In dem Rendsburger Fall ist bereits Anklage gegen die beiden Beschuldigten erhoben worden. Für die Justiz handelt es sich um ein «Pilotverfahren», wie der Sprecher der Staatanwaltschaft sagte. Demnach ist zuvor noch kein Fall illegaler Schiffsverschrottung in Deutschland vor Gericht gelandet.

Wegen eines ähnlichen Verdachts ermittelt auch die Hamburger Staatsanwaltschaft seit längerem gegen mehrere Unternehmer. Sie sollen drei Schiffe im Wissen darum verkauft haben, dass diese in Pakistan auf einen ungesicherten Strand gefahren und dort unter umweltgefährdenden Umständen abgewrackt wurden.

In der EU streng geregelt

Formal handelt es sich bei diesem in der Branche «Beaching» genannten Verfahren um Verstöße gegen das Abfallverbringungsgesetz, für die laut Staatsanwaltschaft eine Geldstrafe oder Freiheitsstrafe bis zu fünf Jahren vorgesehen ist. In der EU ist das Abwracken alter Schiffe streng geregelt. Diese dürfen nur in von der EU zertifizierten Einrichtungen recycelt werden; die Anlagen selbst dürfen sich auch außerhalb der Union befinden.

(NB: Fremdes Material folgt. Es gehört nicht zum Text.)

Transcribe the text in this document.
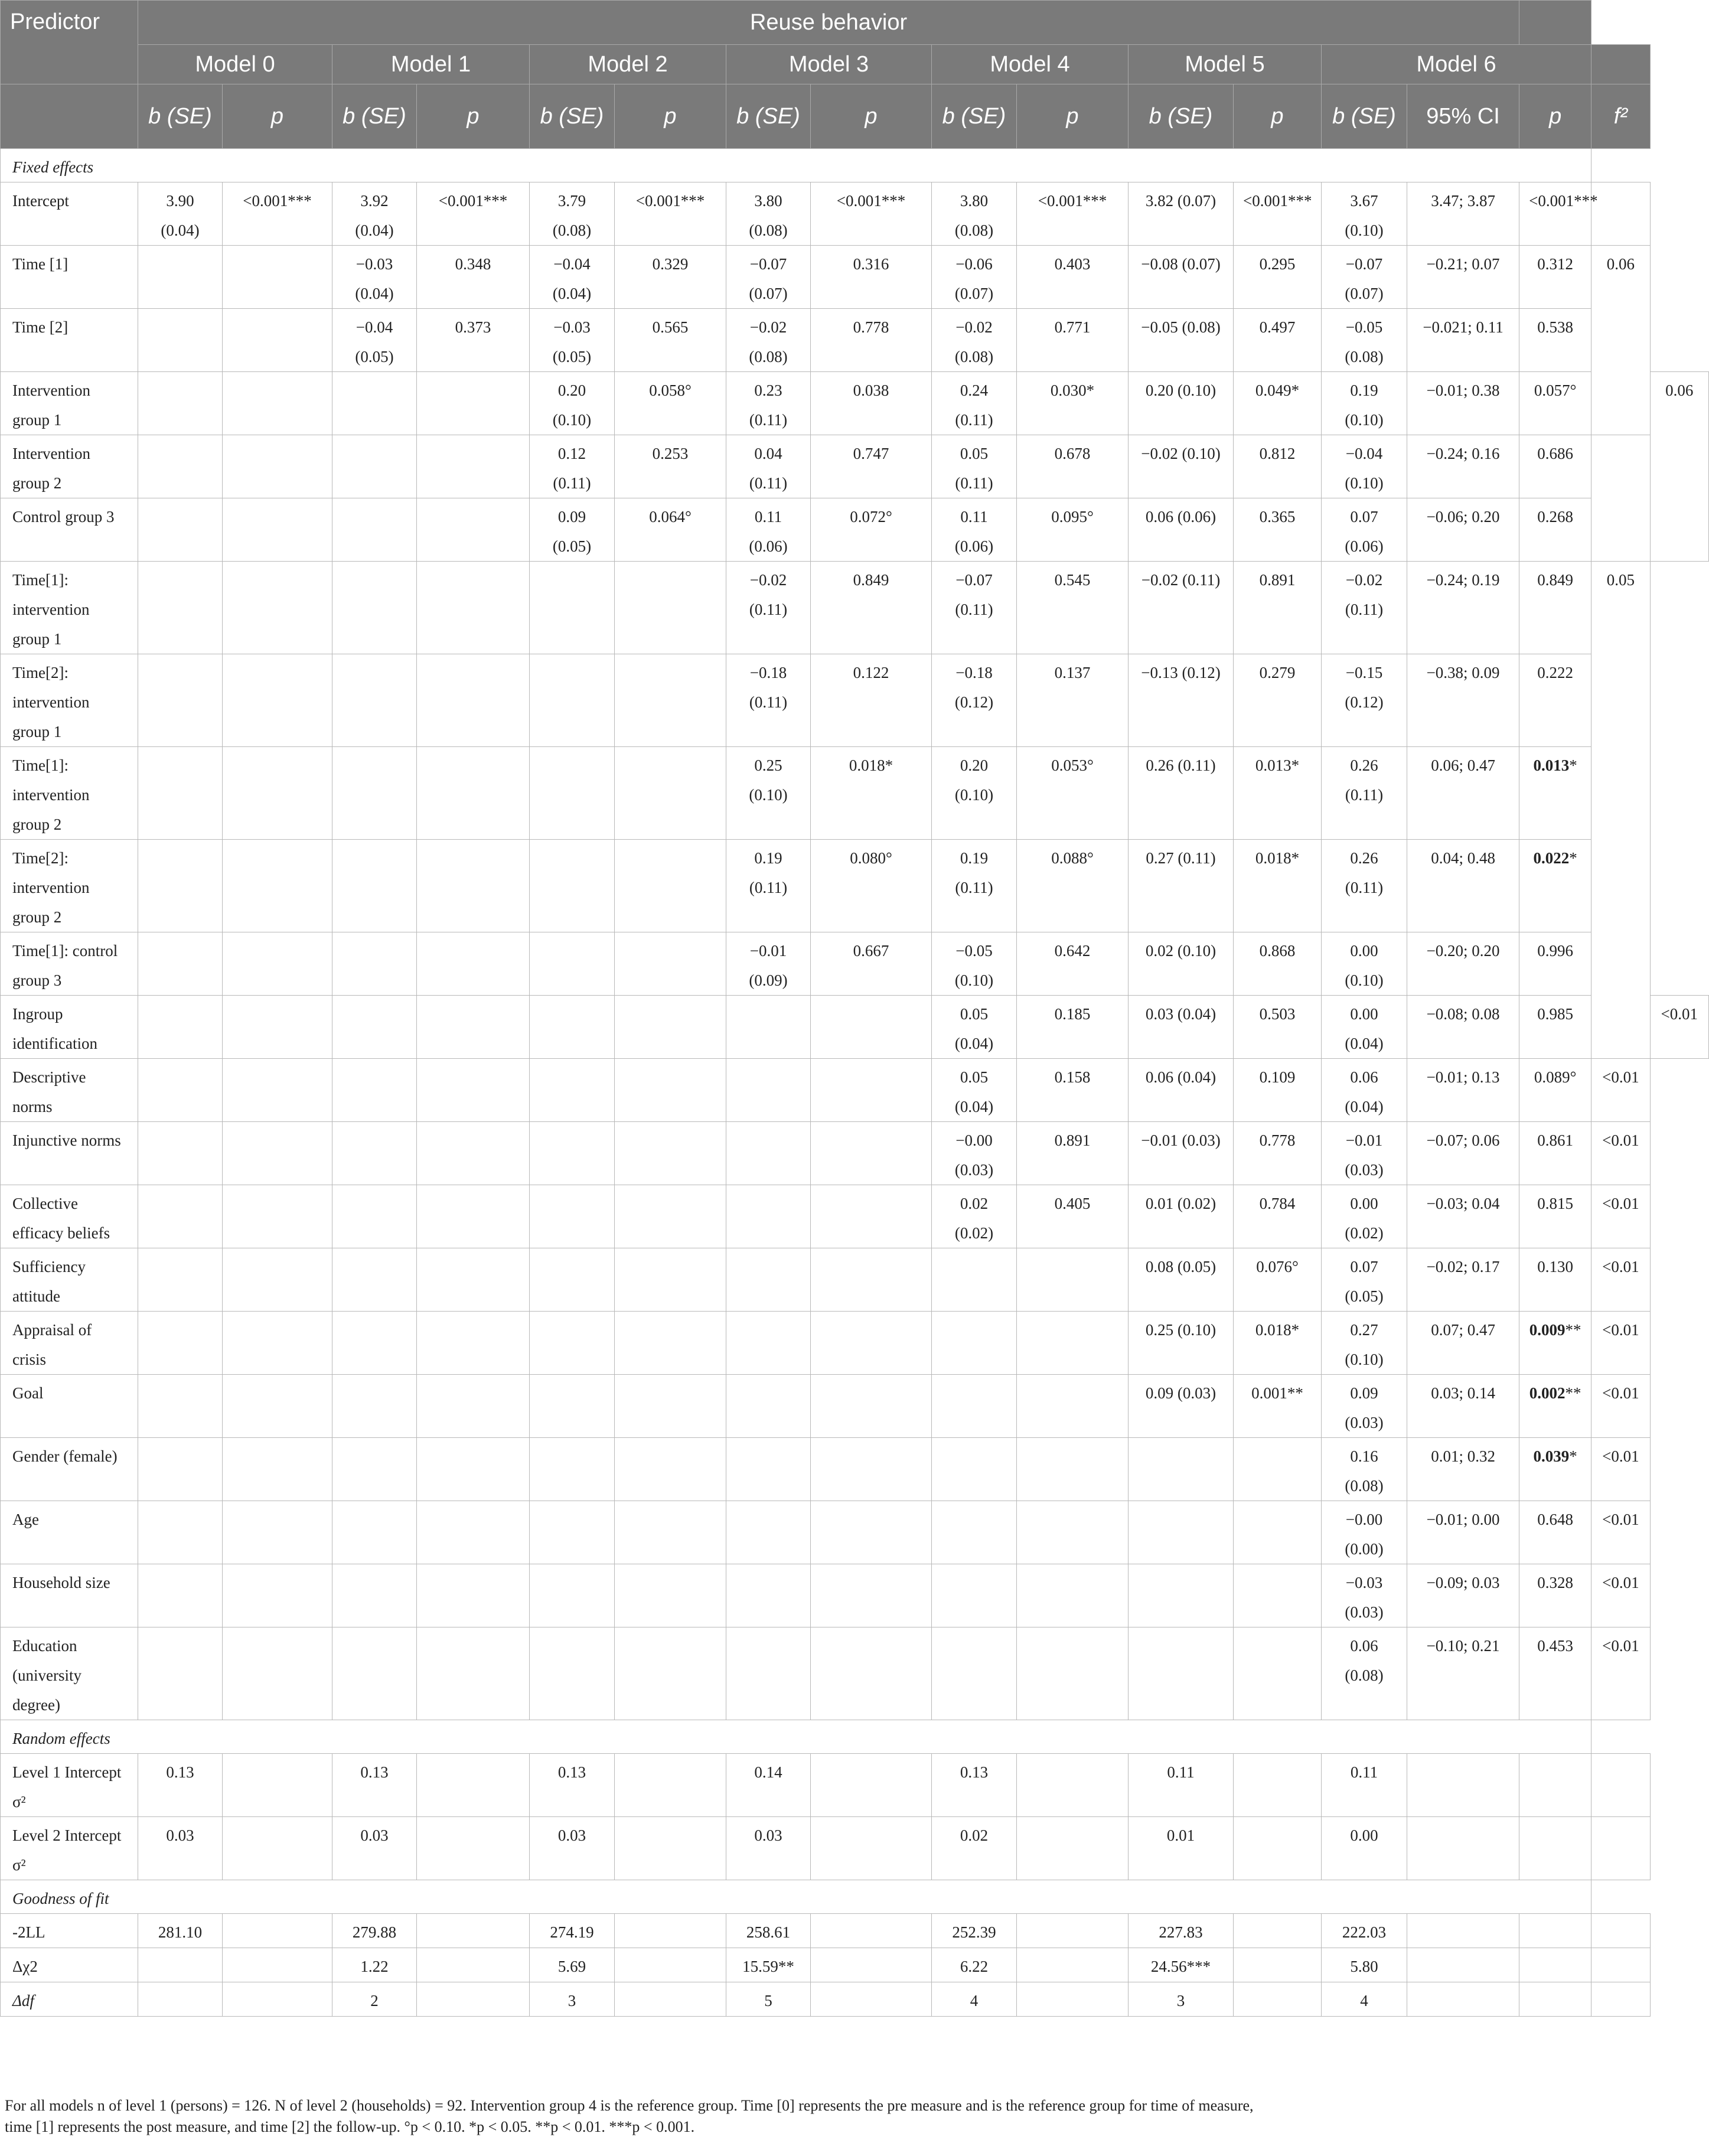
Predictor	Reuse behavior																
	Model 0		Model 1		Model 2		Model 3		Model 4		Model 5		Model 6				
	b (SE)	p	b (SE)	p	b (SE)	p	b (SE)	p	b (SE)	p	b (SE)	p	b (SE)	95% CI	p	f²	
Fixed effects																	
Intercept	3.90 (0.04)	<0.001***	3.92 (0.04)	<0.001***	3.79 (0.08)	<0.001***	3.80 (0.08)	<0.001***	3.80 (0.08)	<0.001***	3.82 (0.07)	<0.001***	3.67 (0.10)	3.47; 3.87	<0.001***		
Time [1]			−0.03 (0.04)	0.348	−0.04 (0.04)	0.329	−0.07 (0.07)	0.316	−0.06 (0.07)	0.403	−0.08 (0.07)	0.295	−0.07 (0.07)	−0.21; 0.07	0.312	0.06	
Time [2]			−0.04 (0.05)	0.373	−0.03 (0.05)	0.565	−0.02 (0.08)	0.778	−0.02 (0.08)	0.771	−0.05 (0.08)	0.497	−0.05 (0.08)	−0.021; 0.11	0.538		
Intervention group 1					0.20 (0.10)	0.058°	0.23 (0.11)	0.038	0.24 (0.11)	0.030*	0.20 (0.10)	0.049*	0.19 (0.10)	−0.01; 0.38	0.057°		0.06
Intervention group 2					0.12 (0.11)	0.253	0.04 (0.11)	0.747	0.05 (0.11)	0.678	−0.02 (0.10)	0.812	−0.04 (0.10)	−0.24; 0.16	0.686		
Control group 3					0.09 (0.05)	0.064°	0.11 (0.06)	0.072°	0.11 (0.06)	0.095°	0.06 (0.06)	0.365	0.07 (0.06)	−0.06; 0.20	0.268		
Time[1]: intervention group 1							−0.02 (0.11)	0.849	−0.07 (0.11)	0.545	−0.02 (0.11)	0.891	−0.02 (0.11)	−0.24; 0.19	0.849	0.05	
Time[2]: intervention group 1							−0.18 (0.11)	0.122	−0.18 (0.12)	0.137	−0.13 (0.12)	0.279	−0.15 (0.12)	−0.38; 0.09	0.222		
Time[1]: intervention group 2							0.25 (0.10)	0.018*	0.20 (0.10)	0.053°	0.26 (0.11)	0.013*	0.26 (0.11)	0.06; 0.47	0.013*		
Time[2]: intervention group 2							0.19 (0.11)	0.080°	0.19 (0.11)	0.088°	0.27 (0.11)	0.018*	0.26 (0.11)	0.04; 0.48	0.022*		
Time[1]: control group 3							−0.01 (0.09)	0.667	−0.05 (0.10)	0.642	0.02 (0.10)	0.868	0.00 (0.10)	−0.20; 0.20	0.996		
Ingroup identification									0.05 (0.04)	0.185	0.03 (0.04)	0.503	0.00 (0.04)	−0.08; 0.08	0.985		<0.01
Descriptive norms									0.05 (0.04)	0.158	0.06 (0.04)	0.109	0.06 (0.04)	−0.01; 0.13	0.089°	<0.01	
Injunctive norms									−0.00 (0.03)	0.891	−0.01 (0.03)	0.778	−0.01 (0.03)	−0.07; 0.06	0.861	<0.01	
Collective efficacy beliefs									0.02 (0.02)	0.405	0.01 (0.02)	0.784	0.00 (0.02)	−0.03; 0.04	0.815	<0.01	
Sufficiency attitude											0.08 (0.05)	0.076°	0.07 (0.05)	−0.02; 0.17	0.130	<0.01	
Appraisal of crisis											0.25 (0.10)	0.018*	0.27 (0.10)	0.07; 0.47	0.009**	<0.01	
Goal											0.09 (0.03)	0.001**	0.09 (0.03)	0.03; 0.14	0.002**	<0.01	
Gender (female)													0.16 (0.08)	0.01; 0.32	0.039*	<0.01	
Age													−0.00 (0.00)	−0.01; 0.00	0.648	<0.01	
Household size													−0.03 (0.03)	−0.09; 0.03	0.328	<0.01	
Education (university degree)													0.06 (0.08)	−0.10; 0.21	0.453	<0.01	
Random effects																	
Level 1 Intercept σ²	0.13		0.13		0.13		0.14		0.13		0.11		0.11				
Level 2 Intercept σ²	0.03		0.03		0.03		0.03		0.02		0.01		0.00				
Goodness of fit																	
-2LL	281.10		279.88		274.19		258.61		252.39		227.83		222.03				
Δχ2			1.22		5.69		15.59**		6.22		24.56***		5.80				
Δdf			2		3		5		4		3		4				
For all models n of level 1 (persons) = 126. N of level 2 (households) = 92. Intervention group 4 is the reference group. Time [0] represents the pre measure and is the reference group for time of measure, time [1] represents the post measure, and time [2] the follow-up. °p < 0.10. *p < 0.05. **p < 0.01. ***p < 0.001.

Andernfalls wäre ein direkter Export des Schrottschiffes illegal. Das Problem für Ermittler: Sie haben nur Zugriff, wenn sie nachweisen können, dass ein Schiff direkt aus Deutschland in eine nicht zertifizierte Anlage beispielsweise in Asien geschafft wurde. Die oft komplizierten Besitzverhältnisse bei Schiffen können zusätzlich die Ermittlungen erschweren.

Die internationale Nichtregierungsorganisation Shipbreaking Platform prangert seit Jahren Umweltschäden, Menschenrechtsverletzungen, Kinderarbeit, Krankheits- und Todesfälle sowie Unfälle im Zusammenhang mit der Abwrackung von Altschiffen via «Beaching» an. Allein 2021 sind laut der Organisation 583 der größten Tanker, Massengutfrachter, schwimmenden Plattformen, Fracht- und Passagierschiffe an den Stränden Bangladeschs, Indiens und Pakistans gelandet. Alte Schiffe sind – vor allem angesichts der derzeit hohen Stahlpreise – für Schrotthändler ein begehrtes Gut.

Eigentlich sollte das umweltgerechte und sichere Abwracken längst global geregelt sein. Auf dem Papier gibt es schon seit 2009 ein internationales Abkommen darüber, das von Deutschland 2019 ratifiziert wurde. Allerdings tritt diese so genannte Hongkong-Konvention erst in Kraft, wenn mindestens 15 Staaten mit 40 Prozent der weltweiten Handelsflotten-Tonnage beigetreten sind. Mittlerweile sind zwar schon 17 Länder dabei, die aber erst knapp 30 Prozent der Tonnage repräsentieren. Von den – laut Weltschifffahrtsorganisation IMO – Top Fünf der Schiffsrecycler haben mit Indien und der Türkei erst zwei unterzeichnet, Bangladesch, Pakistan und China noch nicht.